A curious finding from the first stage results was that the fast food restaurants density in a TLA did not have the expected effect on obesity measures. The majority of the fast food chains showed consistently negative coefficients in the first stage and particular chains such as Hell’s Pizza, Burger Wisconsin, and McDonalds frequently showed a significant negative relationship with the propensity to be overweight, obese, and morbidly obese. KFC and Pizza Hut were the only chains to have a generally consistent positive relationship with obesity risk. It is not clear what is driving these findings as both median income of the TLA and the deprivation level of the meshblock have been controlled for suggesting it is unlikely to be socio-economic status, nor could it be the effect of living in urban areas as rurality variables are also included. The overall number of fast food establishments per person in a TLA was generally insignificant so it doesn’t appear to be driven by substitution away from less healthy options such as fish and chips either. More research into the effect of fast food on obesity is warranted. 
So, fast food restaurant density, in her regressions on New Zealand data, tends to reduce the prevalence of obesity. When she'd first presented this to the Department, I'd wondered whether what she was picking up was that folks hitting McDonald's would otherwise have been going to a fish'n'chip shop and eating even worse food; she's checked that, as noted in the blockquote, and that wasn't driving things.

Rachel wouldn't draw policy conclusions from her thesis work. But I'll draw one: we shouldn't be too hasty to ban fast food outlets near schools. I'll draw a second one: had Rachel sought press releases about her work, there would have been less uptake. There's reasonable media demand for panics about fast food restaurants, and about alcohol, and about "the kids these days".


  1. The story I read in the herald about the interns study just had this recommendation about limiting the number of fast food outlets. It didnt even explain what the study was or what the findings were etc. I found it very bizarre.

  2. Idle speculation..

    Kids who graze at such places to and from school and maybe during the lunch hour will usually be *walking* with quite a few kilograms in a backpack. The exercise might be burning off at least some of the extra calories.


  3. Regarding the paper, I would check whether maybe the funny results for the fast food restaurants are due to collinearity. What happens when one uses a summary measure of fast food restaurant density?

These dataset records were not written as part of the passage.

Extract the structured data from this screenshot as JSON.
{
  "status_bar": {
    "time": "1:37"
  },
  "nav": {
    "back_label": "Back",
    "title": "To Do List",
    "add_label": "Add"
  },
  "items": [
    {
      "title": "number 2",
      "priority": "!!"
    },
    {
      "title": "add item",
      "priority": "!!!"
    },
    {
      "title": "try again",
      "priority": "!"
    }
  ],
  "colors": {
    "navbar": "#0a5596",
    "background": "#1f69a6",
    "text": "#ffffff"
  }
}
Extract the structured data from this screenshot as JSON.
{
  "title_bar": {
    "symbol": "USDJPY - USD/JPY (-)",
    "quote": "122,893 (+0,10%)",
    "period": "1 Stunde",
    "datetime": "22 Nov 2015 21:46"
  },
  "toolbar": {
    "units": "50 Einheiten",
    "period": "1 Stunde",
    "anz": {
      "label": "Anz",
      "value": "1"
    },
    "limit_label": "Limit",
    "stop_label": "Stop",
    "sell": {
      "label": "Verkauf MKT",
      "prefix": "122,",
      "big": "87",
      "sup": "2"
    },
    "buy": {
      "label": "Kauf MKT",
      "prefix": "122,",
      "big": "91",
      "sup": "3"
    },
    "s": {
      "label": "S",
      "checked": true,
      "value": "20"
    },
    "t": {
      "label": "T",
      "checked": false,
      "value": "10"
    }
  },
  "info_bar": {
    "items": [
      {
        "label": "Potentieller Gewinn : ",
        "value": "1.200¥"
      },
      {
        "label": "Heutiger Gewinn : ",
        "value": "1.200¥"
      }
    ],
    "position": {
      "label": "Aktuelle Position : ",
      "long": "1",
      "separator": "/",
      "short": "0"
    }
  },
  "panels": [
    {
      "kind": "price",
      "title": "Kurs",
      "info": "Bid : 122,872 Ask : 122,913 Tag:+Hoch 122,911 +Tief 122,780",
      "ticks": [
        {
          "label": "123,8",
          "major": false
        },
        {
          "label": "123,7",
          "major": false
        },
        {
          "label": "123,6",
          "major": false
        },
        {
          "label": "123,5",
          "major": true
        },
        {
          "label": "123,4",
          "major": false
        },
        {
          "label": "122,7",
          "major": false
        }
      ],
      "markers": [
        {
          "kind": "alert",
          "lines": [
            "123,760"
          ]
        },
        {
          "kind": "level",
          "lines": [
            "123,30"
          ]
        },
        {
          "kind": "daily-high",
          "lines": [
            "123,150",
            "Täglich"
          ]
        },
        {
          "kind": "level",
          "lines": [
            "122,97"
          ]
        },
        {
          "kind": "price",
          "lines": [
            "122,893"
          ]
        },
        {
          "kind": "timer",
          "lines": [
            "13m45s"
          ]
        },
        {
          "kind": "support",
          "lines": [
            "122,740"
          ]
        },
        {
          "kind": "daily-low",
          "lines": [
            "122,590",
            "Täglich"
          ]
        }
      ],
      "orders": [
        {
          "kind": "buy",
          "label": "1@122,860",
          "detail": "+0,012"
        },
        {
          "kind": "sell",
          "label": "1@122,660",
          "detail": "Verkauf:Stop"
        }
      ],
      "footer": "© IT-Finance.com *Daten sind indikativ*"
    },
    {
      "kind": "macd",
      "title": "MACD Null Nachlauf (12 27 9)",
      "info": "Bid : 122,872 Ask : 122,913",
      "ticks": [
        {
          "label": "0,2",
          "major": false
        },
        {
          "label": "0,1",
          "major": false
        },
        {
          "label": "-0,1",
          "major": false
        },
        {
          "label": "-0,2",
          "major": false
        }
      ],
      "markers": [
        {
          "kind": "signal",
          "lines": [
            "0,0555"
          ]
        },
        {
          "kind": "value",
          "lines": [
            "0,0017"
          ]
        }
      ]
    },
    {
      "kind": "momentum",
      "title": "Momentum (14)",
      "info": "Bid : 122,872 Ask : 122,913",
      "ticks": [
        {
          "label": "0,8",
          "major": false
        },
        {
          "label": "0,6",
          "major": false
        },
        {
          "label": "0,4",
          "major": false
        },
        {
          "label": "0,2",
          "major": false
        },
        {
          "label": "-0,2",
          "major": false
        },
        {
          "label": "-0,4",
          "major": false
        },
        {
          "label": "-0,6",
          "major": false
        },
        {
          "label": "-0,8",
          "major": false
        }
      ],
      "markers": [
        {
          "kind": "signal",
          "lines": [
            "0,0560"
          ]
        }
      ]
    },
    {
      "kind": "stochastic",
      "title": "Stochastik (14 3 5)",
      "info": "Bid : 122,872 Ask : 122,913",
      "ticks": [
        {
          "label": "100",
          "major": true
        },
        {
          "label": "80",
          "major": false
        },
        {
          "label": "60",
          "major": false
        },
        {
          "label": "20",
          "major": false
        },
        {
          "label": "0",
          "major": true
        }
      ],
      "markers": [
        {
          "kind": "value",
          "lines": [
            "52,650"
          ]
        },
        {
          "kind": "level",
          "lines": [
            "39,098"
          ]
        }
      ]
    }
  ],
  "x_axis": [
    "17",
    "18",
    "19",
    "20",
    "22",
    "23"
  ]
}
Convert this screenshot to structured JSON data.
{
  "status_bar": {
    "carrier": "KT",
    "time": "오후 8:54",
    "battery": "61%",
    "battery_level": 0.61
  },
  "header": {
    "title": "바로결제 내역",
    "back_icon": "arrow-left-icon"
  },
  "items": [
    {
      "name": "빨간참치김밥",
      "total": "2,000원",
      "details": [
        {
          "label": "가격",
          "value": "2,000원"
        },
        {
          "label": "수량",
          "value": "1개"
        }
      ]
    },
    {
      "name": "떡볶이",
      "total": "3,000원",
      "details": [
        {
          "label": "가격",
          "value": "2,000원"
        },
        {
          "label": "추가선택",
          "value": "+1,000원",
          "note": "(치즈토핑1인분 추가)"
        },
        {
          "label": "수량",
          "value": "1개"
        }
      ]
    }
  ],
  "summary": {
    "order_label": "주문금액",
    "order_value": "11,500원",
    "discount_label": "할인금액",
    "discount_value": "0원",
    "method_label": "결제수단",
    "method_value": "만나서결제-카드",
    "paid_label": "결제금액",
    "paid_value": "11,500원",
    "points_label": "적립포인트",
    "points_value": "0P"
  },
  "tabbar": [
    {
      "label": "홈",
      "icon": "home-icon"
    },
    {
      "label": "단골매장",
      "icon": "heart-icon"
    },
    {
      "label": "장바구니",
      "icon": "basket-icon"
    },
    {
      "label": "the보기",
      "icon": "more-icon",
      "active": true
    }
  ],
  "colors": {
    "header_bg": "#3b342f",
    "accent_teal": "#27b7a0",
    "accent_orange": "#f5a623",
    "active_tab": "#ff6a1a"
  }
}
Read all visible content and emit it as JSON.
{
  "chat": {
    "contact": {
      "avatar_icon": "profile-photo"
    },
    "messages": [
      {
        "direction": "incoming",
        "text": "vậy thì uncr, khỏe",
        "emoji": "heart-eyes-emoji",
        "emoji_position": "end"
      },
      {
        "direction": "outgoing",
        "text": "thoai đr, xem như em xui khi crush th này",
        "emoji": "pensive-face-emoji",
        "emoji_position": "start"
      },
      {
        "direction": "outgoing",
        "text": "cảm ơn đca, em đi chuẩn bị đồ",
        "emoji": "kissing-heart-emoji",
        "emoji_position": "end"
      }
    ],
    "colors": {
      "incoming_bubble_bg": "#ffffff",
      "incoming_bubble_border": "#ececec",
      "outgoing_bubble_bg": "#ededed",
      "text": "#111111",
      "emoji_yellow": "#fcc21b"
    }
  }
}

    More generally, I have a problem with the interpretation of the results that I have with most IV papers. IV regressions (if they work) measure the effect of the endogenous regressor on the dependent variable *as influenced by the instrument*. I'm no expert, but it seems obvious that some of the correlation between mother's and child's weight is due to genes. The analysis in question, in contrast, measures the effects of maternal overweight to the extent that maternal overweight is influenced by the specific environmental channels that the instruments measure. This makes the paper more interesting from a policy perspective. For example, if we knew that the causal influence of maternal on babies' weight were through genetic channels only, this should lead us to not worry (in this respect) about the harmful effects of these environmental factors.

  4. She notes that there's no particular difference when using the summary measure, but I'll check whether she used that without the individual restaurant controls. There are just so many more fish and chip shops and other restaurants relative to McD's that I have a hard time seeing substantial collinearity between the McD numbers and the overall figure...

  5. Must have overlooked the bit about the summary measure.